The Principle of Inclusion-Exclusion (PIE) tells us when there are three opponents (and using the logic reflected in the observations):
Prob(at least one opponent flops an overset): = 3*Prob(any opponent flops an overset) - Prob(two opponents flop an overset)
We saw in the first case above, and via the logic of the "independence" of multiple players flopping sets:
Prob(any opponent flops an overset):
= (14-X)/2162
Using the logic that the only way two
specific opponents can both flop sets (oversets) is for them to each flop a different set (overset), we have:
Prob(two specific opponents flop an overset):
= [C(14-X),2)/C(12,2)] * [C(3,2)*C(3,2)/C(47,4)/3]
We must capture that there are more than one pair of "specific" opponents that can each flop an overset. Of course, given three opponents who can each flop an overset, there are C(3,2)=3 pairs of opponents who can both flop an overset.
So we have:
Prob(two opponents flop an overset):
= C(3,2) * [C(14-X),2)/C(12,2)] * [C(3,2)*C(3,2)/C(47,4)/3]
Putting it all together, we have:
Prob(at least one opponent flops an overset):
= 3*(14-X)/2162 - C(3,2) * [C(14-X),2)/C(12,2)] * [C(3,2)*C(3,2)/C(47,4)/3]
Case N: N Opponents
The same logic can easily be extended to any number of opponents. The generalized formula becomes:
Prob(at least one opponent flops an overset out of N opponents):
= N*(14-X)/2162 - C(N,2) * [C(14-X),2)/C(12,2)] * [C(3,2)*C(3,2)/C(47,4)/3]
Upon inspection it can be seen that the three earlier cases are special instances of this formula (N=1, N=2, N=3).
Table of Results
The table below presents the probability of being over-setted on a flop of three distinct ranks based upon two factors: (1) the rank of Hero's set (what we called X above); and (2) the number of opponents also seeing the flop.

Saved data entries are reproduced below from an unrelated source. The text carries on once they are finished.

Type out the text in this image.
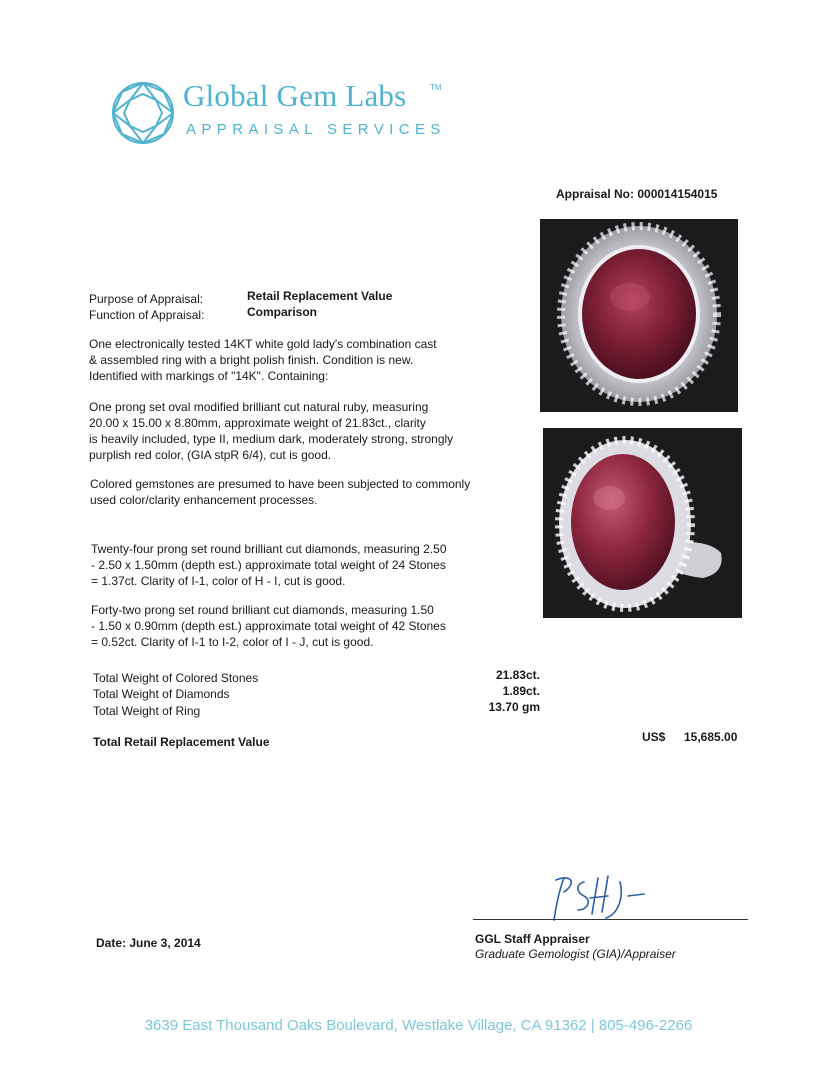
Global Gem Labs	TM
APPRAISAL SERVICES
Appraisal No: 000014154015
Purpose of Appraisal:	Retail Replacement Value
Function of Appraisal:	Comparison
One electronically tested 14KT white gold lady's combination cast
& assembled ring with a bright polish finish. Condition is new.
Identified with markings of "14K". Containing:
One prong set oval modified brilliant cut natural ruby, measuring
20.00 x 15.00 x 8.80mm, approximate weight of 21.83ct., clarity
is heavily included, type II, medium dark, moderately strong, strongly
purplish red color, (GIA stpR 6/4), cut is good.
Colored gemstones are presumed to have been subjected to commonly
used color/clarity enhancement processes.
Twenty-four prong set round brilliant cut diamonds, measuring 2.50
- 2.50 x 1.50mm (depth est.) approximate total weight of 24 Stones
= 1.37ct. Clarity of I-1, color of H - I, cut is good.
Forty-two prong set round brilliant cut diamonds, measuring 1.50
- 1.50 x 0.90mm (depth est.) approximate total weight of 42 Stones
= 0.52ct. Clarity of I-1 to I-2, color of I - J, cut is good.
Total Weight of Colored Stones	21.83ct.
Total Weight of Diamonds	1.89ct.
Total Weight of Ring	13.70 gm
Total Retail Replacement Value	US$ 15,685.00
Date: June 3, 2014	GGL Staff Appraiser
Graduate Gemologist (GIA)/Appraiser
3639 East Thousand Oaks Boulevard, Westlake Village, CA 91362 | 805-496-2266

Hero's Set | 1 Opponent | 2 Opponents | 3 Opponents | 4 Opponents | 5 Opponents | 6 Opponents | 7 Opponents | 8 Opponents | 9 Opponents |
---|
A | 0.000% | 0.000% | 0.000% | 0.000% | 0.000% | 0.000% | 0.000% | 0.000% | 0.000% |
K | 0.046% | 0.093% | 0.139% | 0.185% | 0.231% | 0.278% | 0.324% | 0.370% | 0.416% |
Q | 0.093% | 0.185% | 0.277% | 0.370% | 0.462% | 0.555% | 0.647% | 0.739% | 0.832% |
J | 0.139% | 0.277% | 0.416% | 0.555% | 0.693% | 0.831% | 0.970% | 1.108% | 1.246% |
T | 0.185% | 0.370% | 0.555% | 0.739% | 0.924% | 1.108% | 1.292% | 1.476% | 1.660% |
9 | 0.231% | 0.462% | 0.693% | 0.924% | 1.154% | 1.384% | 1.614% | 1.843% | 2.072% |
8 | 0.278% | 0.555% | 0.831% | 1.108% | 1.384% | 1.659% | 1.935% | 2.209% | 2.484% |
7 | 0.324% | 0.647% | 0.970% | 1.292% | 1.614% | 1.935% | 2.255% | 2.575% | 2.895% |
6 | 0.370% | 0.739% | 1.108% | 1.476% | 1.843% | 2.209% | 2.575% | 2.940% | 3.305% |
5 | 0.416% | 0.832% | 1.246% | 1.660% | 2.072% | 2.484% | 2.895% | 3.305% | 3.714% |
4 | 0.463% | 0.924% | 1.384% | 1.843% | 2.301% | 2.758% | 3.214% | 3.668% | 4.122% |
3 | 0.509% | 1.016% | 1.522% | 2.027% | 2.530% | 3.032% | 3.532% | 4.031% | 4.529% |
2 | 0.555% | 1.108% | 1.660% | 2.210% | 2.758% | 3.305% | 3.850% | 4.393% | 4.935% |
I believe the above derivations and results are correct, but confirmation/refutation is welcome.
Last edited by whosnext; 10-08-2017 at 03:20 PM.